Право распорядительства собственностью без права обладания ею имело свои сильные негативные стороны: нестабильность, стопроцентная зависимость матери­ального положения от занимаемой должности, необходимость считаться с местной партийной властью и целый ряд других аналогичных причин, каждой из которых хватило бы для того, чтобы прийти к желанию изменить ситуацию.

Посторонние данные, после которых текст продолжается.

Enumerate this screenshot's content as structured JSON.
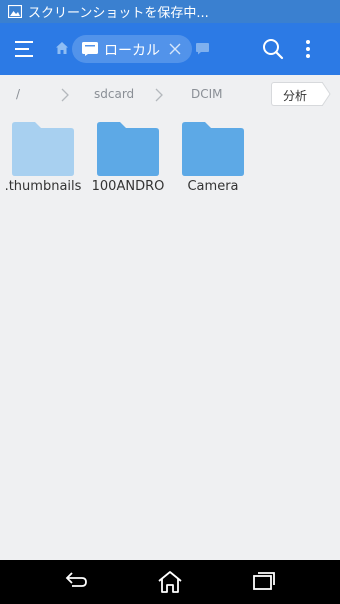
{
  "status_bar": {
    "notification_text": "スクリーンショットを保存中..."
  },
  "app_bar": {
    "tab_label": "ローカル"
  },
  "breadcrumb": {
    "root": "/",
    "items": [
      "sdcard",
      "DCIM"
    ],
    "analyze_label": "分析"
  },
  "folders": [
    {
      "name": ".thumbnails",
      "color": "#a8d0f0"
    },
    {
      "name": "100ANDRO",
      "color": "#5da9e6"
    },
    {
      "name": "Camera",
      "color": "#5da9e6"
    }
  ],
  "colors": {
    "status_bar": "#3a80d0",
    "app_bar": "#2c7ae5",
    "background": "#eff0f2",
    "nav_bar": "#000000"
  }
}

Советской номенклатуре или партийно-хозяйственной верхушке, считает В. Кузнецов, были выгодны любые экономические трансформации, пока они не подрывали ее положение в обществе. Она была согласна сменить одни привилегии на другие, но ни в коем случае не остаться за пределами «кормушки». Такая готов­ность облегчила задачу реформаторов, однако необходимо было соблюдать жесткие условия — играть надо было по негласным внутригрупповым правилам.91

Если в двух других экономических культурах недовольство могло существовать только как желание выразить в какой-либо форме свой протест против существую­щей системы, то в культуре партийно-хозяйственного управления было все необхо­димое для реализации такого желания: наиболее адекватное понимание эконо­мического и политического положения страны, реальная экономическая власть, отчетливое понимание личных целей, которых можно добиться в результате транс­формации экономической системы.

4.  Кроме отмеченных выше «официальных» экономических культур, начиная с
60-х гг. начала постепенно формироваться и выделилась как самостоятельная еще
одна экономическая субкультура, получившая название «теневой экономики». Ее
появление было прямым следствием отмены репрессивных форм государственно­
го контроля за хозяйственной деятельностью и неспособности плановых механиз-

мов к ее эффективному регулированию. Любой плановый производитель продукции мог произвести ее в гораздо больших объемах. Проконтролировать изготовление «лишней» продукции было чрезвычайно сложно. Эта неучтенная в планах продук­ция становилась объектом прямого обмена между производителями.

На этой основе развивалась неформальная экономика — система неформальных отношений между субъектами хозяйственной деятельности, базирующаяся на лич­ных отношениях и непосредственных контактах между ними. В сферу этих отноше­ний были включены и партийные руководители различного уровня.

По самым косвенным оценкам, объем неучтенной в системе планово-админист­ративного распределения продукции составлял около 175 млрд руб. в год.

На этой же основе существовал еще один вид деятельности — так называемая «фиктивная экономика». Можно было договориться с плановым получателем про­дукции и не изготавливать ее, а получать документы об ее изготовлении. Выплаты зарплаты и премий за такую продукцию составляли в 70-80-е гг. до 30-35 млрд руб. в год.

Наконец, можно было изготавливать и реализовывать нигде не учтенную про­дукцию и вести криминальную, скрываемую от всех форм контроля экономичес­кую деятельность.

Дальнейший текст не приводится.